PansyPetunia · 30/06/2022 19:46

How are you presently affording/paying for childcare?

PansyPetunia · 30/06/2022 19:46

Oh ffs just seen it's a zombie thread I was answering!!!

Just start your own thread?

InChocolateWeTrust · 30/06/2022 19:51

Go for the long game. While your current situation isnt ideal, its cheap/free. Can you use this time (with 30 hour childcare funding) to train for something with better pay prospects?

InChocolateWeTrust · 30/06/2022 19:56

@Lovisa85
You are barely 3m pregnant and already know you will be a single parent? Hope I dont offend but if the father is buggering off this fast is keeping his child definitely the best option for you all? Are you likely to get any child maintenance?

How is your mum going to come? Is she entitled to live in the uk? There are a lot of conditions to be able to bring a dependant family member to the UK, it's very difficult.

You can private rent now but a contract may require you to notify your landlord of either the addition to your family or the use of benefits towards rent and you may face eviction.

Lovisa85 · 01/07/2022 07:51

The father of the child shows no interest so far, he might appear later, but I can't count on him. I am not sure if he would pay child maintenance as we are not in touch at all. I know I have chosen a tough path for myself, but having an abortion is not an option for me.
My mum would not live in the country permanently. She would come to help me out for some time but would not stay to live with me.
I feel like telling landlords about getting housing benefits puts them off renting properties to single parents. I am just wondering how they manange to find the accomodation.
I have some savings, I might just about manage to buy but again it would mean that I am putting all my money to the morgage and would have no spare money aside.

Lovisa85 · 01/07/2022 07:57

I was thinking while I am on maternity leave look for a flexible job from home.

BeaAndTiscuits · 01/07/2022 10:13

@Lovisa85 I am a single parent renting now, it took me about 2 months to find a place but I live in a very busy city so it's hard to get accommodation anyway, no matter your situation.
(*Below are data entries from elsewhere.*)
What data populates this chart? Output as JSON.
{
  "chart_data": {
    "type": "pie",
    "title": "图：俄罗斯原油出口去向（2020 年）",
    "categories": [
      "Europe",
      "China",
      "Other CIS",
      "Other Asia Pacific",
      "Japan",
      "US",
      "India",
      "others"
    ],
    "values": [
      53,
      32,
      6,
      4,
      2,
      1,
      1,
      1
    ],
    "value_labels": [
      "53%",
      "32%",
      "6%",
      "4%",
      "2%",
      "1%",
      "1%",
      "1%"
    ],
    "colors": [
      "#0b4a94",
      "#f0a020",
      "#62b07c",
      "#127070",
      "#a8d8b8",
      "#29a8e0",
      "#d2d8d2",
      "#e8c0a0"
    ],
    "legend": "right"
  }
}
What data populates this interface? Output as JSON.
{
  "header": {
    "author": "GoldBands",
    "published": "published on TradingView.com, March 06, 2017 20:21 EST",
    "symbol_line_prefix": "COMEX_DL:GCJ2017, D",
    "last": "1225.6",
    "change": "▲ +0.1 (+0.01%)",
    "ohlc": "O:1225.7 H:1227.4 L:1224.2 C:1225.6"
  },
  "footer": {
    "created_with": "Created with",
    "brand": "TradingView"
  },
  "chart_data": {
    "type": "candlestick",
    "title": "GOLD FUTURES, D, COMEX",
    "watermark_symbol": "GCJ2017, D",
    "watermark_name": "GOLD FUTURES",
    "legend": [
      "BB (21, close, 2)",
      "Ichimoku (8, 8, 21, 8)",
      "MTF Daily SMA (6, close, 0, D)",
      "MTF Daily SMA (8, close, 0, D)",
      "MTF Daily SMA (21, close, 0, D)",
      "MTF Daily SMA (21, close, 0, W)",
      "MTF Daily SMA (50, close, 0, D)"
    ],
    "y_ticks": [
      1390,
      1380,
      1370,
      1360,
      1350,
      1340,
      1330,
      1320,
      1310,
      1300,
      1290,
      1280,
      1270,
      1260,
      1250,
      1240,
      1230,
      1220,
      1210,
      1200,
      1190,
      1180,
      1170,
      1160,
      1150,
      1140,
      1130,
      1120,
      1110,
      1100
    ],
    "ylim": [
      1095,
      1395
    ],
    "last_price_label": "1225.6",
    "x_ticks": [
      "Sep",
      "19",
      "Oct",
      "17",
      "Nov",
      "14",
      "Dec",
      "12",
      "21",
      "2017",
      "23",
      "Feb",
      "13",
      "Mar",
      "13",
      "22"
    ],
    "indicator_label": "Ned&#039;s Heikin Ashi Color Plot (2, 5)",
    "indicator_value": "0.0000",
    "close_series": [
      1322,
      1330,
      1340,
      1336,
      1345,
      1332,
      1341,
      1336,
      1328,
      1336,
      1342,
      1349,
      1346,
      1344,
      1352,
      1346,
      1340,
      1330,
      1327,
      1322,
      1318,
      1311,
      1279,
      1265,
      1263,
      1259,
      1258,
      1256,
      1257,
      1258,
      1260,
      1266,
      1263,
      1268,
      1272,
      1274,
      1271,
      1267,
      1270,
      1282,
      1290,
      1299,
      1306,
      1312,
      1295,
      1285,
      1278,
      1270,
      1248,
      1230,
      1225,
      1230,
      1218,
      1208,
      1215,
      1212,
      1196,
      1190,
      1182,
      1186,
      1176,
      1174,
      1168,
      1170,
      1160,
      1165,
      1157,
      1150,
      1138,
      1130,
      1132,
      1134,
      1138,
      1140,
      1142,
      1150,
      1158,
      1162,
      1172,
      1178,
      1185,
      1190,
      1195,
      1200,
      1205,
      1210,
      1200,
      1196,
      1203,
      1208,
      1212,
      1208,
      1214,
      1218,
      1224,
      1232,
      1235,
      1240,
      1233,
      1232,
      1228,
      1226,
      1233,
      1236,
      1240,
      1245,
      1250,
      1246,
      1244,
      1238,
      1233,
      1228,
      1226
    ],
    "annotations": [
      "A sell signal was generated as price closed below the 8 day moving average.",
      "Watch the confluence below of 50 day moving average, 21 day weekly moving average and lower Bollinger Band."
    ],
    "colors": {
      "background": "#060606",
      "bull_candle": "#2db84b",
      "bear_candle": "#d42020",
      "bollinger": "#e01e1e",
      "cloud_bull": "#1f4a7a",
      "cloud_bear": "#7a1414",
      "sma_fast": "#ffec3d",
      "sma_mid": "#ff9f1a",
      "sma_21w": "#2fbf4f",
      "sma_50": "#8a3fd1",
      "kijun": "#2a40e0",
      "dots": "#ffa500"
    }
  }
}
When I applied for a property I had to either have 6 months rent in advance or have a guarantor. The letting agent I am with have been amazing too, I had a guarantor, filled the application and had some credit checks done. They've given me food parcels a few months too. So not all letting agents and landlords are against those on benefits, just he completely honest with them, I'm sure a great place will come along soon.
As for your mum, im not sure how it would work for benefits. I claim universal credit but it's just me and my daughter. There is a really helpful Facebook group you could join and they can give you the amount you'd be entitled to and how it would work with your mum being there too as . They know alot and are really helpful, it's called "universal credit survival". Good luck with everything.

OP posts:
Lovisa85 · 01/07/2022 10:30

Thank you very much, I will look for this group on facebook. I know I do not need to rush just yet, but I want to be everything ready for a baby when he/she arrives and it's easier to move out while I am still phisically able to pack my stuff :D
My mum would not be able to be there all the time for me, so I would be a single parent raising the child on my own, so I believe I would be entitled to child benefits and I hope that baby's father will come to his senses and eventually will decide to lift a finger to help me out.